Wickham, Hadley - _"Tidy Data"_
https://www.jstatsoft.org/index.php/jss/article/view/v059i10/v59i10.pdf

- __Each variable you measure should be in one column.__
- __Each different observation of that variable should be in a different row.__
- There should be one table for each "kind" of variable.
- If you have multiple tables, they should include a column in the table that allows them to be linked.

---
## Zmiana kształtów Dataframe
###  <span style="color: cyan">Wide to long</span>
---
- __Each variable you measure should be in one column.__
- __Each different observation of that variable should be in a different row.__

In [None]:
df = pd.DataFrame({'Student': {0: 'Nowak A.', 1: 'Kowalski J.', 2: 'Korzycki M.'},
                   'WF': {0: 5, 1: 4, 2: 2},
                   'J.Polski': {0: 4, 1: 4, 2: 2},
                   'Matematyka': {0: 5, 1: 3, 2: 2}})
df

In [None]:
df.melt(id_vars=['Student'], value_vars=['WF', 'Matematyka', 'J.Polski'])

In [None]:
grades = pd.melt(df, id_vars=['Student'], value_vars=['WF', 'Matematyka', 'J.Polski'],
       var_name='Przedmiot', value_name='Ocena')
grades

In [None]:
grades.sort_values('Student')

In [None]:
df_sorted = grades.sort_values(['Student', 'Przedmiot'])
df_sorted

In [None]:
df_sorted.sort_index()

In [None]:
grades.sort_values(['Student', 'Przedmiot']).reset_index()

---
### Większy przykład

In [None]:
url = 'data/Indicator_BMImale.csv'

df_demographics = pd.read_csv(url, sep = ',')

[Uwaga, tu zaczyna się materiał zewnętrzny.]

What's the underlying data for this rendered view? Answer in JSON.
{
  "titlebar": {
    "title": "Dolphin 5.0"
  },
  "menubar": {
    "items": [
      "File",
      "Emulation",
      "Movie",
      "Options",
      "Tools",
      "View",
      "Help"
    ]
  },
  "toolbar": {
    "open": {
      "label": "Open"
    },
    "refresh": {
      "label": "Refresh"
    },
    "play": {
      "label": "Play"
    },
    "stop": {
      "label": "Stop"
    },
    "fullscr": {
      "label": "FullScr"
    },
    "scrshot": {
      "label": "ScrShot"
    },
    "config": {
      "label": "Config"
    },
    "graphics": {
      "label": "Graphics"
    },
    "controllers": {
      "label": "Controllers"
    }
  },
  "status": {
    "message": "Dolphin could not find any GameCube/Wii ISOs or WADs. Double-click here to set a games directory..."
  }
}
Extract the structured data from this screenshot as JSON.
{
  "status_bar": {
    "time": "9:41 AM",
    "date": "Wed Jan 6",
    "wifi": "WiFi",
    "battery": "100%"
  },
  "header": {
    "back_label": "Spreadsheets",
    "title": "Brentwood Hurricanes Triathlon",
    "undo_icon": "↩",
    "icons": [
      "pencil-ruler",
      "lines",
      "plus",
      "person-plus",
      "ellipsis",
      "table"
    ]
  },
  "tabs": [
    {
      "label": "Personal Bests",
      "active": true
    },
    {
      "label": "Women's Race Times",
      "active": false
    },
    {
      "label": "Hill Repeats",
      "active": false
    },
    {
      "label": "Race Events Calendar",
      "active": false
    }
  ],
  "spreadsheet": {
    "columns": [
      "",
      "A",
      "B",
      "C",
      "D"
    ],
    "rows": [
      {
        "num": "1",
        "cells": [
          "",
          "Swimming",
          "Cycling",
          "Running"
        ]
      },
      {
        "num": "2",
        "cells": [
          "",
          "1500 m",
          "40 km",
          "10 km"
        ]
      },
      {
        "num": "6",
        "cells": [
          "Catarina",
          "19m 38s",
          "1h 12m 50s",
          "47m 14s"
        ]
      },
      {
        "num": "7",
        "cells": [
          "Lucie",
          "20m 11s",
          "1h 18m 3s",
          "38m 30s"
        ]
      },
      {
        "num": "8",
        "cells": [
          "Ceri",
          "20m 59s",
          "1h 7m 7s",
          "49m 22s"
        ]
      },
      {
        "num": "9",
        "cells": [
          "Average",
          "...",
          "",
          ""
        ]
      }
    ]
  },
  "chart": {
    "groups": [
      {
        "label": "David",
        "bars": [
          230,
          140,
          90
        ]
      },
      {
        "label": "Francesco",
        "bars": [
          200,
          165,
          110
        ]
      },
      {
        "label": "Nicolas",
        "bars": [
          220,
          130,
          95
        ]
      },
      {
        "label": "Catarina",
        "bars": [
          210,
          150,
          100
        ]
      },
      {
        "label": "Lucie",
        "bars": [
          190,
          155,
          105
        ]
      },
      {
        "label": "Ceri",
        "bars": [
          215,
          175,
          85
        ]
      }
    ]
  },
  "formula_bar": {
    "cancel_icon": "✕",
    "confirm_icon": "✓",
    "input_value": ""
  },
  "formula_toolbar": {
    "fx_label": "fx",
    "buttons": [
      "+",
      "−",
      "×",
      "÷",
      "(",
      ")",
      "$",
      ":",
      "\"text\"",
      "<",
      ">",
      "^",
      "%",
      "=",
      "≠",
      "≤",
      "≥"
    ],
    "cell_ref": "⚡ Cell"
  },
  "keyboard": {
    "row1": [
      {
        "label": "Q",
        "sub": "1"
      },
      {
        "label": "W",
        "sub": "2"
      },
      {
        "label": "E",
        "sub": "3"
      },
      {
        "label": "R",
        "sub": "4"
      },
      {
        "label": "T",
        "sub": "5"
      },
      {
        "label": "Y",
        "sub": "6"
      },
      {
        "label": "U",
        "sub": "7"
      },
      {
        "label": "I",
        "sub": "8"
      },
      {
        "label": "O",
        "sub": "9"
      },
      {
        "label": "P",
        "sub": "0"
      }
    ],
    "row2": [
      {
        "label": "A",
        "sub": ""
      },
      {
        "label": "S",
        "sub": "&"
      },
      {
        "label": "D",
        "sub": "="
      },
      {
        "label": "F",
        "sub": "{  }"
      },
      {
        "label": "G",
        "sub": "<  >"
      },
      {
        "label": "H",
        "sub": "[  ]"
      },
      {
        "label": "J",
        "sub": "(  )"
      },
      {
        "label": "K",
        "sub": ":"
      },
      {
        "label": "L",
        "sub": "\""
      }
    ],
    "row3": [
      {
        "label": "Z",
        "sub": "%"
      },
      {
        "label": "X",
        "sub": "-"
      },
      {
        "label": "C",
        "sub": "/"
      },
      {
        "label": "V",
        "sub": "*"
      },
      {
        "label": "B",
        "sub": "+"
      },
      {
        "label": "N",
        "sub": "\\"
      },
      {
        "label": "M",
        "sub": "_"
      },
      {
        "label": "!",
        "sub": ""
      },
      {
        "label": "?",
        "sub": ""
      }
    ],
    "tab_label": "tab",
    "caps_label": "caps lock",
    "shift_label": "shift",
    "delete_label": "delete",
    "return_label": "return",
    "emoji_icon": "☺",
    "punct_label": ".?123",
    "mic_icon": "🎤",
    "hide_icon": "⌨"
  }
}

#### Jakie zasady nie spełniają załadowane tabele?

In [None]:
df_demographics

#### *Melting* czyni te dane *'tidy'*

In [None]:
melted_demographics = pd.melt(df_demographics, id_vars=['Country'])
melted_demographics

In [None]:
melted_demographics.rename(columns = {'variable': 'Year', 'value': 'BMI'}, inplace=True)
melted_demographics

#### Formatowanie

In [None]:
melted_demographics.dtypes

In [None]:
melted_demographics['Year'].apply(pd.to_numeric)

In [None]:
melted_demographics['Year'].astype('int64')
melted_demographics

---
# Long to Wide

### Pivot i Transpose

In [None]:
import numpy as np

messy = pd.DataFrame({'First' : ['John', 'Jane', 'Mary'], 
                      'Last' : ['Smith', 'Doe', 'Johnson'], 
                      'Treatment A' : [np.nan, 16, 3], 
                      'Treatment B' : [2, 11, 1]})
messy

In [None]:
messy.transpose()

In [None]:
messy.T

In [None]:
tidy = pd.melt(messy, 
               id_vars=['First','Last'], 
               var_name='treatment', 
               value_name='result')
tidy

In [None]:
tidy['Name'] = tidy['First'] + ' ' + tidy['Last']

In [None]:
messy1 = tidy.pivot(index='Name',columns='treatment',values='result')
messy1

In [None]:
messy1.index

In [None]:
messy1.reset_index(inplace=True)
messy1

In [None]:
melted_demographics

In [None]:
melted_demographics.pivot(index='Country',columns='Year',values='BMI')

In [None]:
grades.pivot(index='Student',columns='Przedmiot',values='Ocena')